Tangentially, I've been asking for a modular mac pro for years-- and this card is closer to the current Mac Pro as far as right ideas go.

calaphos · on May 12, 2020

How did these work? The article says you could ssh into them, so they all had their own RAM and ran their own individual os? I don't think the CPUs were multi socket capable.

How did they boot? Network? So the pcie connection was essentially just for networking?

eqvinox · on May 13, 2020

Google: PCIe Non-Transparent Bridge

they're independent systems with a special PCIe switch that looks like an end device to all participants and allows shuffling data around at PCIe performance

(the NTB function is integrated on some Intel processors AFAIK, but it may also be a separate chip)

robotnikman · on May 12, 2020

This is what I'm curious about as well.

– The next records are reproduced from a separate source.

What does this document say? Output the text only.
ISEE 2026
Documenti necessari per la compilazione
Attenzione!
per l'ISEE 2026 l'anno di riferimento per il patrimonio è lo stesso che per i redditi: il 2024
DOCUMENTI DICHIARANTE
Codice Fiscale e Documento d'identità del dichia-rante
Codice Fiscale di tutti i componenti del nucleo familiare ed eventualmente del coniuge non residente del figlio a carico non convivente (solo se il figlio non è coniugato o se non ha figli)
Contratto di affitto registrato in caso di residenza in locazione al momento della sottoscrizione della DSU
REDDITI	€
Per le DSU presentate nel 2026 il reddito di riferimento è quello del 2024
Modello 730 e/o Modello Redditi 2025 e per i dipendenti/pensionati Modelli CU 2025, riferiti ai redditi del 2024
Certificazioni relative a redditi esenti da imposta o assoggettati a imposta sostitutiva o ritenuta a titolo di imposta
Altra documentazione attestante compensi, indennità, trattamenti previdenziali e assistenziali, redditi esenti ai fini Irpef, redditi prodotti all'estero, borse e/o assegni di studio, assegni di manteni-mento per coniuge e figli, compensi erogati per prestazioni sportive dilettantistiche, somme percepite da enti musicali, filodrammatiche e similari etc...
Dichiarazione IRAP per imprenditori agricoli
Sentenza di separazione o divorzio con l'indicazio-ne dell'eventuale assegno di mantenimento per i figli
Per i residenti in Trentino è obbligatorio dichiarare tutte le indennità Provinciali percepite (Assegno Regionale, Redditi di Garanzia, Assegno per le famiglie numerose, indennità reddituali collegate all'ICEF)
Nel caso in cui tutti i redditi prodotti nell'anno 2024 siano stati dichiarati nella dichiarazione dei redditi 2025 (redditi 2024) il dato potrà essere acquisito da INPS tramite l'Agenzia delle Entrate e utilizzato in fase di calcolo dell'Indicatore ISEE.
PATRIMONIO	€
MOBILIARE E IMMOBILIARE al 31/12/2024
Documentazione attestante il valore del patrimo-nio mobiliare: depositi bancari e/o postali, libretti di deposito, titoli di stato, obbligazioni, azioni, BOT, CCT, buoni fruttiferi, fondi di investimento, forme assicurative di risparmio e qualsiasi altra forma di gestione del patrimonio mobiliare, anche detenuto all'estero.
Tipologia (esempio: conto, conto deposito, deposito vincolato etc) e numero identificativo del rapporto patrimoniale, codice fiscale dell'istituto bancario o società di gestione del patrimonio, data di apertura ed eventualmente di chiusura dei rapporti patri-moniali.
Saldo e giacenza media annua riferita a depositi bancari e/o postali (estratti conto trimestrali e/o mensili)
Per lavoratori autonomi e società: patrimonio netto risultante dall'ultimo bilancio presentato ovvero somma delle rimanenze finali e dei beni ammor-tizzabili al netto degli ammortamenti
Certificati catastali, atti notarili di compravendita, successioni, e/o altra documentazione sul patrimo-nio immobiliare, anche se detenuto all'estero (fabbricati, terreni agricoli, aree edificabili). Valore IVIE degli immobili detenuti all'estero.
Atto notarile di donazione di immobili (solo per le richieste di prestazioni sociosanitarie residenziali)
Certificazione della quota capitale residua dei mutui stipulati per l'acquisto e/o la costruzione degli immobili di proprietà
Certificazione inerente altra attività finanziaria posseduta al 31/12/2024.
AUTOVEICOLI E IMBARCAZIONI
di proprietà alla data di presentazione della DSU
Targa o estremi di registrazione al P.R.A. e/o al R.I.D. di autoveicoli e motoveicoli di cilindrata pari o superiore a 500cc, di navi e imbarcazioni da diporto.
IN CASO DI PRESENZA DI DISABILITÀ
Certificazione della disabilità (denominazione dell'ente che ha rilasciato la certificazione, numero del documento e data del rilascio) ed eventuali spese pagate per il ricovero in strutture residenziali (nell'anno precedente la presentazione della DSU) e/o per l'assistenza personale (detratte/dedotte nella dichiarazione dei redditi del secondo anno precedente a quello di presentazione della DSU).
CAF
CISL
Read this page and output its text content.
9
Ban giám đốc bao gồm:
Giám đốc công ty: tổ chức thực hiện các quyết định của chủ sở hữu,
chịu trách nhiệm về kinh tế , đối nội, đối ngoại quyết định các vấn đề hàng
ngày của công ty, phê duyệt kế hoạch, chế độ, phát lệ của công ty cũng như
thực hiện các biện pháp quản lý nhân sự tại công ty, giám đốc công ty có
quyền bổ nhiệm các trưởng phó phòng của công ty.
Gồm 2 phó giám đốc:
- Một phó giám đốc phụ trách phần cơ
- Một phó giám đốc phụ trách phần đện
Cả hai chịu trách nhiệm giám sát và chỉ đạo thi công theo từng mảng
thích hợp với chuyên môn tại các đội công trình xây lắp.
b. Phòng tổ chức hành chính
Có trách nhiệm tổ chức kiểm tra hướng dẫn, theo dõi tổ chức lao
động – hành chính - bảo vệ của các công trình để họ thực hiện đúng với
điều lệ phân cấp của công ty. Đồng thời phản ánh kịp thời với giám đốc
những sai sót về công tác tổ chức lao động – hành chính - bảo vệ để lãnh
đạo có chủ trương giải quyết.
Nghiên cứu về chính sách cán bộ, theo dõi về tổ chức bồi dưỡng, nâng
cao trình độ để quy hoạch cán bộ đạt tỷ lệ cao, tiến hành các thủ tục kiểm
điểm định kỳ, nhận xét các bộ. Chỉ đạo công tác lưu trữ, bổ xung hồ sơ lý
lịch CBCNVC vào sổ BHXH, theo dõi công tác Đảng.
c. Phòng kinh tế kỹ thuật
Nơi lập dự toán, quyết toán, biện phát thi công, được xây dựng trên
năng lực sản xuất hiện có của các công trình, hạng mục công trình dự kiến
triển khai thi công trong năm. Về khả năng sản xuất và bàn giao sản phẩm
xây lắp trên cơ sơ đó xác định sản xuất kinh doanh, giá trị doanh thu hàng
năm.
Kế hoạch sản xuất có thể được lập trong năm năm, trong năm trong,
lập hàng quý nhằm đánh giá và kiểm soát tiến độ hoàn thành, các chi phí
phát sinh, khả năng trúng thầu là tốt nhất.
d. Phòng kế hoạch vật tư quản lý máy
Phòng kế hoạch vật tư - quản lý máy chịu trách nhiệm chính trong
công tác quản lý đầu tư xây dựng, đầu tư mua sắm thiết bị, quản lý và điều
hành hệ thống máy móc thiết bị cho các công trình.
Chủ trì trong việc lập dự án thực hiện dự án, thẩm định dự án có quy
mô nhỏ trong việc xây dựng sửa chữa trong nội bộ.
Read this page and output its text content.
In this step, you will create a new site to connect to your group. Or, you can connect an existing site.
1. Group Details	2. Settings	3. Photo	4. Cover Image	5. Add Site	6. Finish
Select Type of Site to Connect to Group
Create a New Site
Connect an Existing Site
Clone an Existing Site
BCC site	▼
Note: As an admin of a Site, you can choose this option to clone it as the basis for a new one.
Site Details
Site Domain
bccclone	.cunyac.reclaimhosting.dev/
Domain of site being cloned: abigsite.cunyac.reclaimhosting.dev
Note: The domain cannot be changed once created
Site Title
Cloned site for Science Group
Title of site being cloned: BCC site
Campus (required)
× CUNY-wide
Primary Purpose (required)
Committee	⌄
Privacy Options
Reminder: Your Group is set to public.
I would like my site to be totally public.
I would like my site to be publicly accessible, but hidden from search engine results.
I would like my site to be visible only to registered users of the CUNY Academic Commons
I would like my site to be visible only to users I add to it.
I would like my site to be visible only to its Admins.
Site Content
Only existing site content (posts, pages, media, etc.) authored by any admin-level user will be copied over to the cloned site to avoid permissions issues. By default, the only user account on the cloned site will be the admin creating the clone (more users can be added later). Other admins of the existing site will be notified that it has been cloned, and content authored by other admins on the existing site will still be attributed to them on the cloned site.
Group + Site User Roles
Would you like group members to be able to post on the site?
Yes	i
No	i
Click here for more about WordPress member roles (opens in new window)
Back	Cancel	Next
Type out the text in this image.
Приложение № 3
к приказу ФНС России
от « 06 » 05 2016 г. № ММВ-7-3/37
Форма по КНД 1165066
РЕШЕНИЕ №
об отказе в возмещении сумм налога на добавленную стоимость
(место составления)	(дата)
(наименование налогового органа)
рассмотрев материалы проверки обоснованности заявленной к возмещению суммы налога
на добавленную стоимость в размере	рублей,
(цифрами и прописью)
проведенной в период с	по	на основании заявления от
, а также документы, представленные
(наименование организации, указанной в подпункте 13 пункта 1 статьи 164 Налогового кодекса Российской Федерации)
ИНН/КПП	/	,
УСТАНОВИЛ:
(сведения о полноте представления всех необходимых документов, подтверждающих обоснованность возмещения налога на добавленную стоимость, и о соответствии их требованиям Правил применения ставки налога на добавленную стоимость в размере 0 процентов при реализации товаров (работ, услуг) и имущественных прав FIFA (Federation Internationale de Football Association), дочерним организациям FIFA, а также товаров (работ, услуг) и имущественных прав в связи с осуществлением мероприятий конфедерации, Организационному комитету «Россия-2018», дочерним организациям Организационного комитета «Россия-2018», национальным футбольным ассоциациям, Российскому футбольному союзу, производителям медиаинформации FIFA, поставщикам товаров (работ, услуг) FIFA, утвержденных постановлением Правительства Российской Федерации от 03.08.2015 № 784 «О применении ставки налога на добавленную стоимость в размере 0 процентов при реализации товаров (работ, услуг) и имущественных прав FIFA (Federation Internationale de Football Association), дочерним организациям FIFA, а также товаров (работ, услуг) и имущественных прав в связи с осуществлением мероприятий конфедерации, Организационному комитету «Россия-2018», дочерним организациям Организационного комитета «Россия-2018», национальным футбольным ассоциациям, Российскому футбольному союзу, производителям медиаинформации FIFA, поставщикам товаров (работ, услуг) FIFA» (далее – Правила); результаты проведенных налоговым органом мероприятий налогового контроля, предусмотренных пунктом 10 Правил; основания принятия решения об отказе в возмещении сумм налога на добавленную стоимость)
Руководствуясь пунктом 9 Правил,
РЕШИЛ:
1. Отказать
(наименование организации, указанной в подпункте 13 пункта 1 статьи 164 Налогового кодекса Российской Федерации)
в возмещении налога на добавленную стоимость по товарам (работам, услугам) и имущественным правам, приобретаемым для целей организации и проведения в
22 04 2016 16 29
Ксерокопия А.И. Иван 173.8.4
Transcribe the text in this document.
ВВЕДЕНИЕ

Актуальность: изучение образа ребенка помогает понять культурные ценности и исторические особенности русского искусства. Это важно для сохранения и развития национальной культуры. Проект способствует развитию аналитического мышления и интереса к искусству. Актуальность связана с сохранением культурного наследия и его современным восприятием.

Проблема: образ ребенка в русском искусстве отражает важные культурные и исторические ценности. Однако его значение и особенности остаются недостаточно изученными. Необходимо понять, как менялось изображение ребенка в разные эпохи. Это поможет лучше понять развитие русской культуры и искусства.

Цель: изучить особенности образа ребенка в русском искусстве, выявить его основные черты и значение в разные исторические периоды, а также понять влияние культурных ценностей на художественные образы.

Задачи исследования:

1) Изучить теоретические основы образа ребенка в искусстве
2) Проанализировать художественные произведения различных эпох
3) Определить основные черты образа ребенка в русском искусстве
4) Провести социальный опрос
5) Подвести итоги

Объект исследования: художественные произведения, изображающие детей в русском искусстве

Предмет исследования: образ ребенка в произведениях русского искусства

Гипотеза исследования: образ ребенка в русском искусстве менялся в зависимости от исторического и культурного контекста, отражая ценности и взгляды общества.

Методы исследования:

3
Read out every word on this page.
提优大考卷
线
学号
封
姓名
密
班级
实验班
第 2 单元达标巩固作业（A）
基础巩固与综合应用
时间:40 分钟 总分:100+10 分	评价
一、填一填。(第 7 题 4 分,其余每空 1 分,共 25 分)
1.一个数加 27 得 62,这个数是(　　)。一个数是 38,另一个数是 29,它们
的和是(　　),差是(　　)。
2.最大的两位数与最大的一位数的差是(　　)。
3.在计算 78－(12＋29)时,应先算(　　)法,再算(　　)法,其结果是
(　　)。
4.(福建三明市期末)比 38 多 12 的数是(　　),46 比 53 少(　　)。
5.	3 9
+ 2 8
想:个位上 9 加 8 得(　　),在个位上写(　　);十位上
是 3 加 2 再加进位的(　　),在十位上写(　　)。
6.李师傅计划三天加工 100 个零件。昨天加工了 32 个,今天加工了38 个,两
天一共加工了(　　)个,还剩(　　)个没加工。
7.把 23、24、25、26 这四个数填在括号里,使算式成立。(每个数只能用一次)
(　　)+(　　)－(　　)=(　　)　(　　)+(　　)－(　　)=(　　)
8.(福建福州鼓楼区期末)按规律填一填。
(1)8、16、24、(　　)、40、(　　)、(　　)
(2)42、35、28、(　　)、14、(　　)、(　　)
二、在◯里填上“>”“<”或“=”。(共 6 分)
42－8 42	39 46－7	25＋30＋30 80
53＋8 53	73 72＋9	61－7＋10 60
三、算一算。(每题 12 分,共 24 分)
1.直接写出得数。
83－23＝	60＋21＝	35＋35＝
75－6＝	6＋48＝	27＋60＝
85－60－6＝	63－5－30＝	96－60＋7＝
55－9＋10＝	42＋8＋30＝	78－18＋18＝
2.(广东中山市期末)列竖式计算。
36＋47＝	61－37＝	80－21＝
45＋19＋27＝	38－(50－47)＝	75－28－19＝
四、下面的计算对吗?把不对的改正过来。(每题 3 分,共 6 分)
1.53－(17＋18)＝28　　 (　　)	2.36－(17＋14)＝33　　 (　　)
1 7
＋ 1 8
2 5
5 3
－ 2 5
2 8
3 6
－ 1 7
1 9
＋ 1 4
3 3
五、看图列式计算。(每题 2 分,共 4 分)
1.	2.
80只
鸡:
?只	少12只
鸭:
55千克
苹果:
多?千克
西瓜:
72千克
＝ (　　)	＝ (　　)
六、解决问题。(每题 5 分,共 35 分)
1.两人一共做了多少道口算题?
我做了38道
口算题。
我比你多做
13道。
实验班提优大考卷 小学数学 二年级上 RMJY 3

My poorly educated guess is that maybe these are just meant to process specific tasks sent to them from the host machine over SSH.

But then why have connectivity through both Ethernet and PCI-E?

exabrial · on May 12, 2020

If one needed more cpus, the advantage of "just more servers" vs this card I'm guessing is the extraordinarily lower latency and bandwidth available via PCIe vs some other interconnect?

dogma1138 · on May 12, 2020

These are used for live video encoding and editing mostly for broadcast.

I don’t think they’ve been in wide use outside of the sports broadcast industry but I might be wrong.

The main component that is used isn’t the actual CPU but the IGPs Intel has one of the best video encoder cores out there right now.

dmitrygr · on May 12, 2020

It has power input and ethernet ports so one can ssh into it, so does it at all need the host on the PCIe bus?

So, can I just plug power and ethernet into it and boot linux?

rbanffy · on May 12, 2020

It may need some support from the host if it doesn't have any local persistent storage.

dmitrygr · on May 12, 2020

netboot + tmpfs root would be good enough for me

rbanffy · on May 13, 2020

Judging by the prices Xeon Phi coprocessors fetch on eBay, I'm not really optimistic about finding these floating around.